A longitudinal screening for JC polyomavirus (JCV) was performed in natalizumab-treated multiple sclerosis (MS) patients, immunocompromised patients and immunecompetent subjects to identify the incidence of JCV reactivation in these different groups. Thirty-eight MS patients were selected for natalizumab-treatment: 23 patients were treated for 12 months, 9 for 24 months and 4 for up to 28 months. Samples were collected from 51 untreated MS patients, 105 patients with other neurological diseases (OND), 186 kidney transplant recipients, 67 haemopoietic stem cell transplant (HSCT) patients, 71 outpatients and 63 blood donors. JCV DNA was detected by Real Time PCR. Cell mediated immunity by ImmuKnow was determined in 70 samples from 36 subjects by measuring the ATP levels in PHA-activated CD4 T-lymphocytes. All 115 sequential blood samples from the 38 natalizumab-treated MS patients resulted JCV negative. Instead, JCV DNA was quantified in 20 blood samples from 3 patients with haemorrhagic cystitis caused by BKV reactivation, 1 patient with a JCV associated nephropathy, 1 AIDS patient and a patient with congenital immunodeficiency. Two blood samples, with 3x10^5 and 2.5x10^3 JCV DNA copies/ml, provided the etiologic diagnosis of PML in the AIDS patient and the patient affected with congenital immunodeficiency. The ATP concentration in this patient's CD4+ cells was repeatedly barely detectable indicating severe depression of cell mediated immunity. PCR detection of JCV DNA in a cerebral spinal fluid sample (AIDS patient) and a brain biopsy (congenital immunodeficient patient) and magnetic resonance imaging completed the PML diagnosis. JCV viruria was prevalent in all groups with 27% in blood donors, 18% in kidney transplant recipients, 30% in HSCT patients and similar values in OND and natalizumab-treated MS patients, 40% and 37%, respectively.

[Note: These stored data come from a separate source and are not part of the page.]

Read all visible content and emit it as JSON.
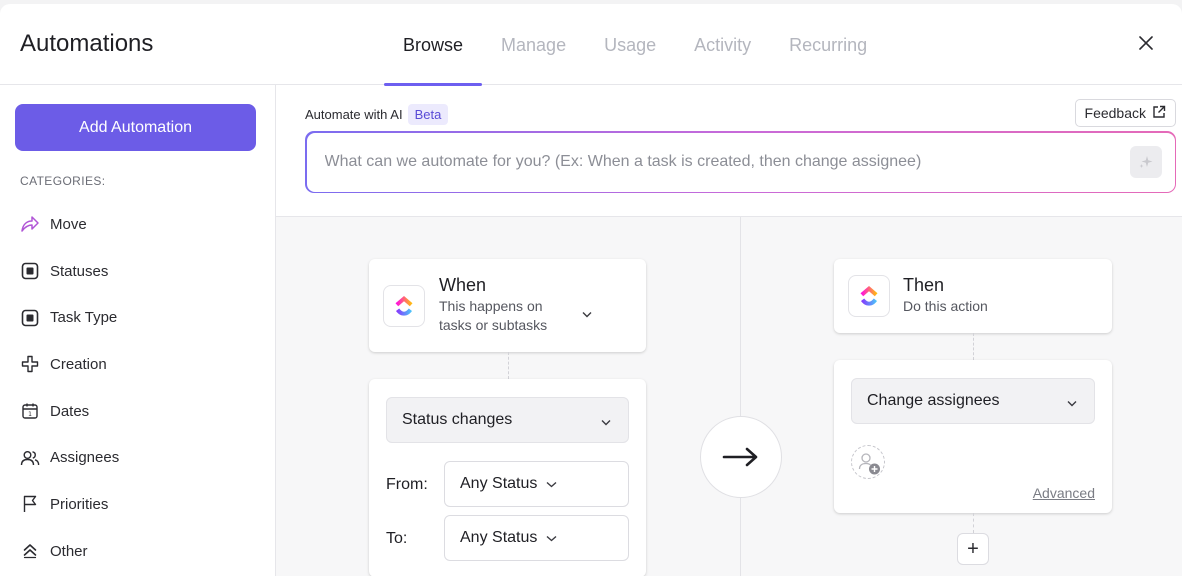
{
  "header": {
    "title": "Automations",
    "tabs": [
      {
        "label": "Browse",
        "active": true
      },
      {
        "label": "Manage",
        "active": false
      },
      {
        "label": "Usage",
        "active": false
      },
      {
        "label": "Activity",
        "active": false
      },
      {
        "label": "Recurring",
        "active": false
      }
    ],
    "close_icon": "close-icon"
  },
  "sidebar": {
    "add_button_label": "Add Automation",
    "categories_label": "CATEGORIES:",
    "categories": [
      {
        "label": "Move",
        "icon": "move-arrow-icon"
      },
      {
        "label": "Statuses",
        "icon": "status-square-icon"
      },
      {
        "label": "Task Type",
        "icon": "task-type-square-icon"
      },
      {
        "label": "Creation",
        "icon": "creation-plus-icon"
      },
      {
        "label": "Dates",
        "icon": "calendar-icon"
      },
      {
        "label": "Assignees",
        "icon": "users-icon"
      },
      {
        "label": "Priorities",
        "icon": "flag-icon"
      },
      {
        "label": "Other",
        "icon": "other-icon"
      }
    ]
  },
  "ai": {
    "label": "Automate with AI",
    "badge": "Beta",
    "placeholder": "What can we automate for you? (Ex: When a task is created, then change assignee)",
    "feedback_label": "Feedback"
  },
  "trigger": {
    "title": "When",
    "subtitle_line1": "This happens on",
    "subtitle_line2": "tasks or subtasks",
    "select_value": "Status changes",
    "from_label": "From:",
    "from_value": "Any Status",
    "to_label": "To:",
    "to_value": "Any Status"
  },
  "action": {
    "title": "Then",
    "subtitle": "Do this action",
    "select_value": "Change assignees",
    "advanced_label": "Advanced",
    "add_label": "+"
  },
  "colors": {
    "accent": "#6c5ce7",
    "tab_active_underline": "#6d5ff0",
    "beta_bg": "#eceafd",
    "beta_text": "#5a4bd6"
  }
}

JCV DNA was detected in urine in 11 of the 38 natalizumab-treated MS patients at baseline, 8/23 patients treated for 12 months, 4/9 patients treated for 24 months. Of the 4 MS patients natalizumab-treated for 28 months, 2 were constantly JCV negative and 2 were intermittently JCV positive. This preliminary report shows that there is no evidence that JCV increases in natalizumab treated MS patients and that the incidence of JCV reactivation in blood and urine in MS patients natalizumab treated up to 28 months is comparable with the incidences in OND patients.